The Central Weather Bureau (CWB) activated the Dropwindsonde Observation for Typhoon Surveillance near the Taiwan Region (DOTSTAR) project on August 20, 2015 with the approach of Typhoon Goni. The weather conditions of Goni were more severe than the previous typhoons which resulted in cracking of the surveillance aircraft windshield when it flew into the storm to cast the dropsonde. The aircraft landed safely given the experience and skill of the pilot and crew.

AIDC’s typhoon surveillance aircraft rolled out at 4:30 a.m. that day with staff of the CWB and headed toward the outer skirt of Goni Typhoon. The flight plan was to set a path within the storm radius, where the wind was 60 meter/second, but subject to actual weather conditions and pilot’s discretion. The mission dropped a total of 15 dropsondes, 5 in the severe turbulence zone and 10 in the moderate turbulence zone.
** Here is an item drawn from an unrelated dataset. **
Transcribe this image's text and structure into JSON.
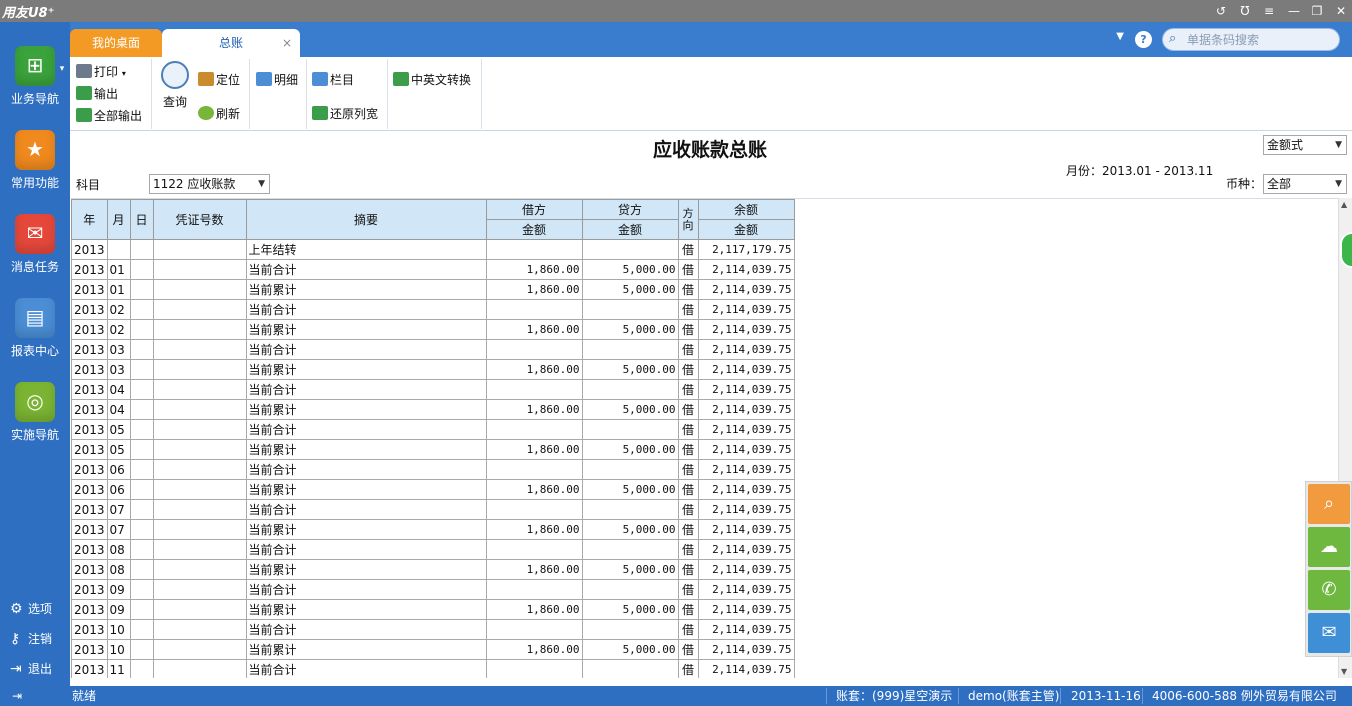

The mission aircraft which was parked on the runway waiting to be towed back to the hanger after its landing could be seen that its left windshield had two apparent cracks. According to the crew members, it went well at the beginning until the 12th dropsonde was disposed that they found a spot on the windshield started to generate a crack. The aircraft was at 43,000ft and on the edge of the Goni at that moment. The pilot decided to disengage and return to the base safely despite there were 3 more dropsondes waiting to be deployed according to the original plan.

Typhoon surveillance is obviously a risky task. One can tell it from the patches on the nose gear. According to the pilot, the heavy rain and turbulence usually accompanied by hail and the hail would damage the surface of the airframe. With many other unpredictable factors that may impact flight safety in such a demanding and severe weather, the risks of the DOTSTAR mission is far beyond imagination.